CAM High Yield Weekly Insights

CAM High Yield Weekly Insights

Fund Flows & Issuance:  According to a Wells Fargo report, flows week to date were +$1.6 billion and year to date flows stand at -$0.1 billion.  New issuance for the week was $7.0 billion and year to date issuance is at $105.6 billion.


(Bloomberg)  High Yield Market Highlights

  • S. junk bonds are poised to start weaker after coming off the best month for returns since January 2019 with gains of 4.5%. Stock futures are lower on concern of lasting pain from the pandemic after weak corporate earnings and economic data.
  • Del Monte Foods is expected to kick off issuance in May. It’s mulling an increase in the size of its five-year offering to $700m from $500m after investors piled orders into the deal
  • Other potential issuers could stay on the sidelines if the market tone stays weak.
  • Issuance in April topped $37.3b to make it the busiest month of the year, according to data compiled by Bloomberg.
  • Junk bond investors poured more cash into the asset class for the week. This was the fifth straight week of inflows, with confidence buoyed by a pledge by the Federal Reserve to buy some speculative-grade debt
  • Junk bond spreads declined 14bps to +744bps, while yields dropped 13bps to 8.05% on Thursday even as the S&P 500 fell
  • High yield gained for the third consecutive session with returns of 0.39% and 4.5% for the month
  • Single-B spreads and yields fell 11bps to +748bps and 8.09%, respectively, and posted gains of 0.4%. Single-Bs were the best performing across junk rating tiers Thursday
  • CAA yields fell 9bps to 14.84% and spreads were down 15bps to +1,437bps. The index ended an eight-day losing streak to post a gain of 0.36%


(Wall Street Journal)  U.S. Car Makers Pencil In May 18 As Manufacturing Restart Date 

  • Detroit’s car companies are targeting May 18 to resume some production at their U.S. factories after the companies shut down their plants in March amid the spread of the coronavirus, according to people familiar with the plans.
  • Executives from General Motors Co., Ford Motor Co. and Fiat Chrysler Automobiles NV in recent days tentatively settled on the timeline after talks with United Auto Workers leaders and Michigan Gov. Gretchen Whitmer’s office, the people said.
  • The UAW last week expressed concern that reopening factories early next month — as earlier target dates had called for — wouldn’t provide enough time to develop safety protocols to protect workers from the risk of infection.
  • The companies continue to work with the union on drawing up safety protocols for reducing exposure risk for workers and have made progress in recent days, although they haven’t completed those terms, the people said. A UAW spokesman declined to comment.
  • A Ford spokeswoman said the company hasn’t decided when it will restart North American factories. “We are continuing to assess public health conditions, government guidelines and supplier readiness to determine when the time is right to resume production,” she said.
  • Last week, Ms. Whitmer extended an executive order closing the state’s nonessential businesses through May 15 to combat the state’s outbreak.
  • The May 18 start date would apply to all of the Detroit companies’ U.S. factories, even in states where stay-at-home orders are lifting sooner, the people familiar with the discussions said.
  • The timing would allow the auto makers to complete safety protocols with the UAW and give parts suppliers more time to prepare shipments, the people said.

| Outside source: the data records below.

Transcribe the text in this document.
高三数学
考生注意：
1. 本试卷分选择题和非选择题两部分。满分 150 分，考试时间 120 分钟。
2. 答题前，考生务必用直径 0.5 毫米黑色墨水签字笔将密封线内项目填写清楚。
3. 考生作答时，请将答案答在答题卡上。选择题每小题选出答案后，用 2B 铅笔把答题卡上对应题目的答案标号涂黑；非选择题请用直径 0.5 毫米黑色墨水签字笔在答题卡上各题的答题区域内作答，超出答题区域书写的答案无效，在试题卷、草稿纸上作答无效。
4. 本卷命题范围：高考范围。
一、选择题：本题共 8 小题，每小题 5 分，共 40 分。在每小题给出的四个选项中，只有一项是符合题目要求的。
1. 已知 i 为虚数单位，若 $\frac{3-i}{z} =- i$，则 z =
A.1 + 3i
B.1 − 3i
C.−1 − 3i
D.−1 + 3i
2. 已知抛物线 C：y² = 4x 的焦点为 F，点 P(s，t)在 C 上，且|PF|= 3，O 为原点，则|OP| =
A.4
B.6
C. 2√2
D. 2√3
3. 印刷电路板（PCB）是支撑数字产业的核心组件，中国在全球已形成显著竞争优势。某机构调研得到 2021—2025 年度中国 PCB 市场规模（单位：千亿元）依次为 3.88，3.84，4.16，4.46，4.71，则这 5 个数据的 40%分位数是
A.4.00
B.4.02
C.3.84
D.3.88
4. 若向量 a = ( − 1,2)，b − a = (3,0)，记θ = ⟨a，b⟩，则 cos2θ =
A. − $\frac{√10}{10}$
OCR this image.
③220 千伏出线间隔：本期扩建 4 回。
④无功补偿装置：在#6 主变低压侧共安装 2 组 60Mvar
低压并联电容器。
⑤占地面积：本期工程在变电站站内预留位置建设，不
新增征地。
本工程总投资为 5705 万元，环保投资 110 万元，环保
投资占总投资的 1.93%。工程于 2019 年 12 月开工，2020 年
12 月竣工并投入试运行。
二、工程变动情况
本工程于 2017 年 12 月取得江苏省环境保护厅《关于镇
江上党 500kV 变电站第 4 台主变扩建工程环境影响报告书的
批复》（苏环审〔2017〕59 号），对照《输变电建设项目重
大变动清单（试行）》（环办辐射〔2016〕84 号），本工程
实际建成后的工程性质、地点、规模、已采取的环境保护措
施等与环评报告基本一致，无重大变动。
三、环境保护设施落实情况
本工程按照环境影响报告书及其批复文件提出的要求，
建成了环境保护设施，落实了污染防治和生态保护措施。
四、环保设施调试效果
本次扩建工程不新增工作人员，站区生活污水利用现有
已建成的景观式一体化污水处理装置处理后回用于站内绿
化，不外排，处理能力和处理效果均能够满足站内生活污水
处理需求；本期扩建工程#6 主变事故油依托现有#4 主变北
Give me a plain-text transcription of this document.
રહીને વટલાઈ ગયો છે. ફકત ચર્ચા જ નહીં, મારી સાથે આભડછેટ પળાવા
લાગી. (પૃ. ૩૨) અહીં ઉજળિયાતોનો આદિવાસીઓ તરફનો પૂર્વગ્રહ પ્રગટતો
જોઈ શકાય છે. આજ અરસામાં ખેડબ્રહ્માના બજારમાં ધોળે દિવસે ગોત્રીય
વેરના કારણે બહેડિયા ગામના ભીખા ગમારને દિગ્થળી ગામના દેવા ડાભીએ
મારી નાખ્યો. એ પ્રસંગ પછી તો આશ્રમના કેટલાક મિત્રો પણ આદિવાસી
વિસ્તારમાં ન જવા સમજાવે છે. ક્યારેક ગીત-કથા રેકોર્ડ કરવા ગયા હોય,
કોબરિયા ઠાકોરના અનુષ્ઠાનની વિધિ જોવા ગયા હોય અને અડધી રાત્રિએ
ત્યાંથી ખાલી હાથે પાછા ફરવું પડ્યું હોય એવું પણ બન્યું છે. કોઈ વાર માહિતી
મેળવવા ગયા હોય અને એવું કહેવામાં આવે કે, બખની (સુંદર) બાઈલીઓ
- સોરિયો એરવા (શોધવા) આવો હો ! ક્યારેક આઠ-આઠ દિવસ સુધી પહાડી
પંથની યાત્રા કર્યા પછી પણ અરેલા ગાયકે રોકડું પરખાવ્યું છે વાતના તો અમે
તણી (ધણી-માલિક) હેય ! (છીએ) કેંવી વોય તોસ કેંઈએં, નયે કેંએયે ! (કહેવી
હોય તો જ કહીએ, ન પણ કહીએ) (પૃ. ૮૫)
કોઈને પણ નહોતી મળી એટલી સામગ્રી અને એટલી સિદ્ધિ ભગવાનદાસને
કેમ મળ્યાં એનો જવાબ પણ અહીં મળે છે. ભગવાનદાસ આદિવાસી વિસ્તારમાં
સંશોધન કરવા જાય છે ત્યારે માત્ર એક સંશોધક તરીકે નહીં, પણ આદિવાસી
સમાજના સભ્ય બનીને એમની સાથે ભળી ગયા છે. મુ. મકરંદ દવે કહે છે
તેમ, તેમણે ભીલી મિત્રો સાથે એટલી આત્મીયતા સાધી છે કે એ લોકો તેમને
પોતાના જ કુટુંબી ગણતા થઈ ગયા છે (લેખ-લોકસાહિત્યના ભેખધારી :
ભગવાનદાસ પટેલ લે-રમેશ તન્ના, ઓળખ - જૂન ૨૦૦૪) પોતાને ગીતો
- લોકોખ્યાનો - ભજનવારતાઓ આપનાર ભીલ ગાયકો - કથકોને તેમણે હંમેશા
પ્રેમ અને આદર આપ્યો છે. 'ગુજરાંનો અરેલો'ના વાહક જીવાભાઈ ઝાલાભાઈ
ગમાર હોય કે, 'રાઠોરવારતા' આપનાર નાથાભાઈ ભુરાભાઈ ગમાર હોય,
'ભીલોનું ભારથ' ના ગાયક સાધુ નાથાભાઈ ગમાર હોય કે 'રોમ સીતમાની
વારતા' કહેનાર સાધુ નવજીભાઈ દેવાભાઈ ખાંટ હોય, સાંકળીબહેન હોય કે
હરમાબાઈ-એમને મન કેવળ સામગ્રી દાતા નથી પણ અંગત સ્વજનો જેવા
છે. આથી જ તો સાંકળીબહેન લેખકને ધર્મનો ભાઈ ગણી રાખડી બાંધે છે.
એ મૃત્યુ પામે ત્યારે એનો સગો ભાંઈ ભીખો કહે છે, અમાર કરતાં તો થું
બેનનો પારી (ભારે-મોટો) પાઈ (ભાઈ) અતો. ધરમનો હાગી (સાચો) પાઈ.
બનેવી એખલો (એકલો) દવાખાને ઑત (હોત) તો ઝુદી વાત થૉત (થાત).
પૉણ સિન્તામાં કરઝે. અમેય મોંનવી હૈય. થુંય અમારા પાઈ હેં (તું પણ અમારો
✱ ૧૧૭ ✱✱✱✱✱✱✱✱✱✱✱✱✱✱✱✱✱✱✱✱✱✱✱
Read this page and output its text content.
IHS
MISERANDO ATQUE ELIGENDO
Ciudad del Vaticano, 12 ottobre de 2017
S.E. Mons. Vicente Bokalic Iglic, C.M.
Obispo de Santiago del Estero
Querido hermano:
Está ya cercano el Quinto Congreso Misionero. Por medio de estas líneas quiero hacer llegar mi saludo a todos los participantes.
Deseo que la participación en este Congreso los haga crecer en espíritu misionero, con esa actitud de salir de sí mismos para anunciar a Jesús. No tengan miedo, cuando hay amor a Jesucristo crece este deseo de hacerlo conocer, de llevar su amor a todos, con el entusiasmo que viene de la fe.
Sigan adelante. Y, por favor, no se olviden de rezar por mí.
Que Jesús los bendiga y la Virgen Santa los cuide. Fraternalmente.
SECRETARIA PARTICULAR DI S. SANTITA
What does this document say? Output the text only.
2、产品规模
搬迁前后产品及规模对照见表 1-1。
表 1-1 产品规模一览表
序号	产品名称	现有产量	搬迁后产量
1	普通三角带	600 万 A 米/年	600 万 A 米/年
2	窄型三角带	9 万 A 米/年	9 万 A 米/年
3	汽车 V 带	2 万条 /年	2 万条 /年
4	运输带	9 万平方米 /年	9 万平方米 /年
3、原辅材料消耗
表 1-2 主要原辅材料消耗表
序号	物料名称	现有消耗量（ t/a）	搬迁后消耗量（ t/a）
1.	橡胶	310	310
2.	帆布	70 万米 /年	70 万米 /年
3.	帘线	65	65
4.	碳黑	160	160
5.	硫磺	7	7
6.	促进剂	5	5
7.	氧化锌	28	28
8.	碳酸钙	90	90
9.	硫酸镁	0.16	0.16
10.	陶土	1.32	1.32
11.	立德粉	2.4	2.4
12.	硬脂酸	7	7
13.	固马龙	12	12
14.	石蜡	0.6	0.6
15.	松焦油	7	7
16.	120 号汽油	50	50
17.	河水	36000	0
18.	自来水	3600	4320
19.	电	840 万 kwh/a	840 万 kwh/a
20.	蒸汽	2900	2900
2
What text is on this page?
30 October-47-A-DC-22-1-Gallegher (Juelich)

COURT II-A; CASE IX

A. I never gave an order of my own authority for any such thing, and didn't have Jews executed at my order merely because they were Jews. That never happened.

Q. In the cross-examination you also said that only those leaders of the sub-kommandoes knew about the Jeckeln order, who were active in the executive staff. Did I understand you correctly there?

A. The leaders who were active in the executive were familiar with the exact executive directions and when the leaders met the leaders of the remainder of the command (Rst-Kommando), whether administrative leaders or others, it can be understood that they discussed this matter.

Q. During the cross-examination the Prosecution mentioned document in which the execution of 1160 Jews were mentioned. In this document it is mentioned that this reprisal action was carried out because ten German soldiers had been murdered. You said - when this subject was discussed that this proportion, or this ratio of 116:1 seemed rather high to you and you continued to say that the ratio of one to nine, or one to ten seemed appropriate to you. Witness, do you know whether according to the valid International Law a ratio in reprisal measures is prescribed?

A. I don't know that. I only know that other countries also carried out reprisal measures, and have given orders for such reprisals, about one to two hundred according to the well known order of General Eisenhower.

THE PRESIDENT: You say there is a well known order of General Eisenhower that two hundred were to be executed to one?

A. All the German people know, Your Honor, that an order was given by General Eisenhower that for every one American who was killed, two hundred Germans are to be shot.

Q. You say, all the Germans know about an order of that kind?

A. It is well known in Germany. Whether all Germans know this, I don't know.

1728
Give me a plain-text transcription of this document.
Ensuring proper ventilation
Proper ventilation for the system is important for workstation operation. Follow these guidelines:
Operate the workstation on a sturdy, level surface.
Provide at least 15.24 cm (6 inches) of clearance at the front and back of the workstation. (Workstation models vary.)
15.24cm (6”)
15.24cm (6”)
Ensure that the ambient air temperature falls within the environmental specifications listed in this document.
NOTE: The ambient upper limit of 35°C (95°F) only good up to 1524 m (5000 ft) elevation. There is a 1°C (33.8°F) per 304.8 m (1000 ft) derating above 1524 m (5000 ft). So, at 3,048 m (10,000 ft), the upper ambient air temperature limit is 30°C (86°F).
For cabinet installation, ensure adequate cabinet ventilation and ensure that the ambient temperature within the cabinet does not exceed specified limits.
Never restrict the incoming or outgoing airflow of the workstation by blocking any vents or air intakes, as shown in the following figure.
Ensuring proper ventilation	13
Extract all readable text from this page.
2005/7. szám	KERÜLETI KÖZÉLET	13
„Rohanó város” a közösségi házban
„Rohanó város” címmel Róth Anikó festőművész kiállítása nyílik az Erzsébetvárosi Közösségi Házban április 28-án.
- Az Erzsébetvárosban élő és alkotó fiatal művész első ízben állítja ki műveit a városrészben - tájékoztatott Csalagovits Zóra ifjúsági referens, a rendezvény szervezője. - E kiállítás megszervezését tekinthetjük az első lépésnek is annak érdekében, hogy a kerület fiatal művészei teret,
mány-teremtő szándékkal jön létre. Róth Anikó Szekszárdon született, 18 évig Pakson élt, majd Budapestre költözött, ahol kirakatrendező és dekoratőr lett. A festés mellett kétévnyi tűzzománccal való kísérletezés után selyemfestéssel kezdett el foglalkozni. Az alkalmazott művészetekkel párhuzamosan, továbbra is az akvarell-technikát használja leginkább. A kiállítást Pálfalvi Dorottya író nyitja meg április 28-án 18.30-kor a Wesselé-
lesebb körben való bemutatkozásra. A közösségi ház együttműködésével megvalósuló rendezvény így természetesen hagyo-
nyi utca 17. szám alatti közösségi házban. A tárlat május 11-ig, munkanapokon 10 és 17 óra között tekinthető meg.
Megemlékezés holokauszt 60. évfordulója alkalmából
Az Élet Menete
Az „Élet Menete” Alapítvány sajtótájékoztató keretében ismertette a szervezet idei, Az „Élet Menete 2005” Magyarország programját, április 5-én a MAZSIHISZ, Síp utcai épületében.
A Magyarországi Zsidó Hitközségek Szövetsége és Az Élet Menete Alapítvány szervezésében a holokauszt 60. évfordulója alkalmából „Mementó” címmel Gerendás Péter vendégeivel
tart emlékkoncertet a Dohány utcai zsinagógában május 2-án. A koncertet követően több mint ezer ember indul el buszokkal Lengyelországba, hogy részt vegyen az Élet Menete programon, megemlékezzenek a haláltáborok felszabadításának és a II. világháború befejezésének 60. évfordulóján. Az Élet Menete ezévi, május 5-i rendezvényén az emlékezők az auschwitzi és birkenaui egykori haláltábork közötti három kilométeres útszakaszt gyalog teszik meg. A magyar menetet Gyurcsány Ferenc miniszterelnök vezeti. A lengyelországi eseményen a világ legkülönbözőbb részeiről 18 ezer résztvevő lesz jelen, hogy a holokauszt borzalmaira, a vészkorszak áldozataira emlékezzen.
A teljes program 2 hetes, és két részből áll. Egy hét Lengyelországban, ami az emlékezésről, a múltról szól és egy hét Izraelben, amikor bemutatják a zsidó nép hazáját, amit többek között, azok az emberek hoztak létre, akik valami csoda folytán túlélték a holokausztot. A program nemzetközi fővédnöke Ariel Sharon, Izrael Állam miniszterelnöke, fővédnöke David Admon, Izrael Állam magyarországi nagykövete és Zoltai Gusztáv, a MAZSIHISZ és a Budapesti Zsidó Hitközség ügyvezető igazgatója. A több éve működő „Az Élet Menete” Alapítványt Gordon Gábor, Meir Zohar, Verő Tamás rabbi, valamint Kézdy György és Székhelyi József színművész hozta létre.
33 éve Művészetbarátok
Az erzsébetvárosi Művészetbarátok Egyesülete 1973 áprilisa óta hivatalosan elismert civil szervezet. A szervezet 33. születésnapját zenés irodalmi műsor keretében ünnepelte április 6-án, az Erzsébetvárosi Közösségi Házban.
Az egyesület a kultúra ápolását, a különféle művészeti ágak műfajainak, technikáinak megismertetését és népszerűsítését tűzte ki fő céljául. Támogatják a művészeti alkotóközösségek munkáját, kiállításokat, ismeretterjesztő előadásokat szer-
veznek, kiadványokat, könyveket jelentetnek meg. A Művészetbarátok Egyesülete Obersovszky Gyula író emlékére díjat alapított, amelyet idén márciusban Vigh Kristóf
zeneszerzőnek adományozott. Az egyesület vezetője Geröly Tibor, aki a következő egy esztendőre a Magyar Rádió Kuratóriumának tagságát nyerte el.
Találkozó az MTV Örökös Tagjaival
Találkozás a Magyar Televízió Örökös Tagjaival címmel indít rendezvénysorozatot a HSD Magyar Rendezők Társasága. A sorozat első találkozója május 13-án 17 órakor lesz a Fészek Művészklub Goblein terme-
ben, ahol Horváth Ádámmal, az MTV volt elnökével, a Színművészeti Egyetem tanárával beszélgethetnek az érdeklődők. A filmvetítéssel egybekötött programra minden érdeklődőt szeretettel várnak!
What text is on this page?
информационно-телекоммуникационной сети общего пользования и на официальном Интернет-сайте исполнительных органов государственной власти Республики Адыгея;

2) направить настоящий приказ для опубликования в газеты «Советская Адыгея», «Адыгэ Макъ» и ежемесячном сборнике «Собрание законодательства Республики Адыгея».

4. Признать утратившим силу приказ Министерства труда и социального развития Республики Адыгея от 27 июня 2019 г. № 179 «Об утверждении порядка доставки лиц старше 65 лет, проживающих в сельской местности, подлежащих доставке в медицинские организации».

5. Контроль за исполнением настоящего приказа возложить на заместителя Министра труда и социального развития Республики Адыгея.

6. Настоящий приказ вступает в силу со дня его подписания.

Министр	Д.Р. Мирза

(Bloomberg)  Powell Says More Action Needed to Shield U.S. Economy From Virus

  • Federal Reserve Chairman Jerome Powell urged lawmakers to deliver more fiscal stimulus to shield the U.S. economy from the coronavirus as he warned of a weak recovery even once the pandemic passes.
  • “Economic activity will likely drop at an unprecedented rate in the second quarter,” Powell told a video press conference Wednesday. “It may well be the case that the economy will need more support from all of us, if the recovery is to be a robust one.”
  • The Federal Open Market Committee held interest rates near zero and said in a unanimous statement that it “will use its tools and act as appropriate to support the economy.” Officials also cautioned the pandemic would weigh on the economy over the medium term. Data earlier on Wednesday showed the economy had already shrunk in the first quarter at the fastest pace since 2008.
  • “Both the depth and length of the economic downturn are extraordinarily uncertain and will depend in large part on how quickly the virus is brought under control,” Powell told reporters, playing down the prospects for a quick, v-shaped recovery and noting the severe effects of the lock-down that has brought the economy to an “abrupt halt.”
  • The central bank’s Board of Governors has also announced nine lending programs, pledging to make funds available to banks, companies and municipalities in an unprecedented use of the Fed’s emergency powers. Only four of the facilities are up and running with no set time frame yet for those remaining to become operational — including those aimed at Main Street.